Per fare un esempio pratico, se l’interesse lordo del buono, in un dato anno, è pari al 1%, al risparmiatore sarà assegnato lo 0,875% netto. Prima dell’aliquota stabilita dal legislatore nel 1997 sugli strumenti finanziari, si pagava la metà e fino al 1987, periodo in cui i tassi d’interesse erano molto più elevati, addirittura non si pagava niente. Rimarchiamo che per gli altri strumenti finanziari, invece, l’imposta sostitutiva corrisponde al ben più oneroso 26%, e ciò rende l’investimento in BFP più conveniente dal lato fiscale, perché il risparmiatore può intascare un netto maggiore.
L’imposta di bollo in tema di buoni fruttiferi postali
Non dimentichiamo che, oltre alla tassazione agevolata appena ricordata, sui buoni fruttiferi postali c’è anche l’imposta di bollo da pagare, un prelievo erariale alla fonte. Attenzione però perché sotto ai 5mila euro l’obbligo non sussiste. Perciò se un risparmiatore ha BFP per un controvalore sotto questa cifra non paga questa imposta.

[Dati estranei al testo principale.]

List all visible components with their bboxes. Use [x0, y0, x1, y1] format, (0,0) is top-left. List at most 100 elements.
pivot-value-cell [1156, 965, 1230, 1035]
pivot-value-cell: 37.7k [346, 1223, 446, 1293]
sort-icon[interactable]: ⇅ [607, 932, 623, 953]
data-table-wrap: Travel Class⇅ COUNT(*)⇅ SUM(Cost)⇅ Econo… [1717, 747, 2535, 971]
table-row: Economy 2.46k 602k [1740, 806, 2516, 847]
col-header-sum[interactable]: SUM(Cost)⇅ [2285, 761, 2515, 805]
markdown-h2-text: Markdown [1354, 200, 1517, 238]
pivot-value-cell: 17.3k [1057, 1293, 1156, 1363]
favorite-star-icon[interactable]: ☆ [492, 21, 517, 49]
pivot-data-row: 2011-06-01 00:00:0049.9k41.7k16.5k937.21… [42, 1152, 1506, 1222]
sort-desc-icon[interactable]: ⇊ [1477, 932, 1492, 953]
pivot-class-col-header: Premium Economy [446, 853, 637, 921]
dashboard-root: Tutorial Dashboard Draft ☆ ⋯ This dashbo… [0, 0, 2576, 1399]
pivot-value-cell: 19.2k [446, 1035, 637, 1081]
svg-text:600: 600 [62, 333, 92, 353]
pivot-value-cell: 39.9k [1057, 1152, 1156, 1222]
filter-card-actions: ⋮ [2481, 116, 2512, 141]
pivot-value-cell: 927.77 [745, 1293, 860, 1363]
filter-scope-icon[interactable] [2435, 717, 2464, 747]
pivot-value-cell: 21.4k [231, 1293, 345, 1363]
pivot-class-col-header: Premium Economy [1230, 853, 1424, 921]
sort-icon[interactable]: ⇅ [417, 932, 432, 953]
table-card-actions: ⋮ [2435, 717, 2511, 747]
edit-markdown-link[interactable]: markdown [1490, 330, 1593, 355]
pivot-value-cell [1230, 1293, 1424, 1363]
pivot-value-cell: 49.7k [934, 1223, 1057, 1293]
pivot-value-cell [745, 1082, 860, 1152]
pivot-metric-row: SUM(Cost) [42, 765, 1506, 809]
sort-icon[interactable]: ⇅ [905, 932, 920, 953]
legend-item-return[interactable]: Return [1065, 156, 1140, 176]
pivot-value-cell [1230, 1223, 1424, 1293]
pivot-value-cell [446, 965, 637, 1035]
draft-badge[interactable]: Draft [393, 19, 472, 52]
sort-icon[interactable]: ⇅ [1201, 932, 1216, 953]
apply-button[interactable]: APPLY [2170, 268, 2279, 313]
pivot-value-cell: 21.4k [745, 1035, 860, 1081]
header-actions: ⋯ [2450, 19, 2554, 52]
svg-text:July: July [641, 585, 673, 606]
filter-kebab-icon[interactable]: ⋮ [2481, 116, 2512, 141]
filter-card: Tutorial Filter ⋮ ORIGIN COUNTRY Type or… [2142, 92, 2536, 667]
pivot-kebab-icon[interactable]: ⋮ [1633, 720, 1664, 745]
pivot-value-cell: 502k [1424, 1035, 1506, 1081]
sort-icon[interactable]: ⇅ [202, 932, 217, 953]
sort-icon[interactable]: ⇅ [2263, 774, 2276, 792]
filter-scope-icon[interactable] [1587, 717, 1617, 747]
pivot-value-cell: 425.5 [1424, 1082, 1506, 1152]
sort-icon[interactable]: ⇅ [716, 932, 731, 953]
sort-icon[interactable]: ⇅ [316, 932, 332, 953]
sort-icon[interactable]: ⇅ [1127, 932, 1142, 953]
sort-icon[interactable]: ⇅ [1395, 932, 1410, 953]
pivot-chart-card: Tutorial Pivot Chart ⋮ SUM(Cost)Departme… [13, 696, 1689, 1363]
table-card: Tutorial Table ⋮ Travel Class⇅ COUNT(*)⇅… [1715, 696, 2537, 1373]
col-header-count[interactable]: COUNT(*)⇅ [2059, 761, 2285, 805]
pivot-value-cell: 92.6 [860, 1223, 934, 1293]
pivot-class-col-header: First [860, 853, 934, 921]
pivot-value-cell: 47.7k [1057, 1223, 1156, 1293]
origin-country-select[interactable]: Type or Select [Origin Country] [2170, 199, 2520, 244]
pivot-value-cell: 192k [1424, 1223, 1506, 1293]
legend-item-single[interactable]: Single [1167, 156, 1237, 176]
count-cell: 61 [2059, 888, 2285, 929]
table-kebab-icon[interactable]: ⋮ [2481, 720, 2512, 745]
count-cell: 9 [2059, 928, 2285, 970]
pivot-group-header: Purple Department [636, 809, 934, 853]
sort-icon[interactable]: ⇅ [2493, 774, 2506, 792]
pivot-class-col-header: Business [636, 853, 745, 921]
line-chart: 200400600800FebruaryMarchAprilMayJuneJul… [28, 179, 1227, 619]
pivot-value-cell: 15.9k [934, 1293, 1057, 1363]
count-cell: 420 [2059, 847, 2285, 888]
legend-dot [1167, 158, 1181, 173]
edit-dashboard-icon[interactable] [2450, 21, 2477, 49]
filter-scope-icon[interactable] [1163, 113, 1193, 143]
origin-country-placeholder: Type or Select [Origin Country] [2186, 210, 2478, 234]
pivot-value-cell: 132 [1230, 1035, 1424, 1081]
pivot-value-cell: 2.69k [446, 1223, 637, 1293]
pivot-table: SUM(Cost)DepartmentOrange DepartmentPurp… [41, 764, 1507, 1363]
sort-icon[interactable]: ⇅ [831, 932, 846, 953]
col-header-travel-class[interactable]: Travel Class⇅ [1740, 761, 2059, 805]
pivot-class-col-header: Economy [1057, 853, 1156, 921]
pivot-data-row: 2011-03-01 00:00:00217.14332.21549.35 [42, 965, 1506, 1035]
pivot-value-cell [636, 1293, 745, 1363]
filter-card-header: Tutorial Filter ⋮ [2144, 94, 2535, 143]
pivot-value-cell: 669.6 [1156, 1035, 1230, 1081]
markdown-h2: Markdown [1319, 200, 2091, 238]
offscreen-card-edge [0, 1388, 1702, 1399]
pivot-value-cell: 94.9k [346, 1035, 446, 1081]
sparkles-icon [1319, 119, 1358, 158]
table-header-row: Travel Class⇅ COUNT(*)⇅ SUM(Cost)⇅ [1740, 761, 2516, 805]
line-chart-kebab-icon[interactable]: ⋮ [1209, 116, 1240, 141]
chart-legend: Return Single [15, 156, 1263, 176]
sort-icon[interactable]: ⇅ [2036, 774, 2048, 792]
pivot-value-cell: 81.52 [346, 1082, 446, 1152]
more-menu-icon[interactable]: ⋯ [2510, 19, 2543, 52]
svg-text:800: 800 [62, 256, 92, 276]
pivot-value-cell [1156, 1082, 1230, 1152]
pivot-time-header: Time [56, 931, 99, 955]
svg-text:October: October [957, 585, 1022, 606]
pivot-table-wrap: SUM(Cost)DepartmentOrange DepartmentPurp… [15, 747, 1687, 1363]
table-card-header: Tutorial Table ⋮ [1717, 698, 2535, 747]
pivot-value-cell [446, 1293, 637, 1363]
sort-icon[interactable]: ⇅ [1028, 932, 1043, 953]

Ci si potrà domandare a quanto corrisponde l’imposta di bollo da pagare sui buoni fruttiferi postali che oltrepassano i 5.000 €. Ebbene, la risposta è che detta imposta è uguale al 2 per mille annuo del controvalore giacente sul dossier dei titoli.
La rendicontazione dei buoni si compie trimestralmente in automatico. Per fare un esempio pratico, l’investitore che ha 10mila euro di buoni fruttiferi intestati, andrà a versare 5,00€ ogni tre mesi, e perciò 20,00€ all’anno allo Stato a titolo di imposta di bollo. Come spiega il sito delle Poste, infine, i buoni fruttiferi sono esenti dall’imposta di successione.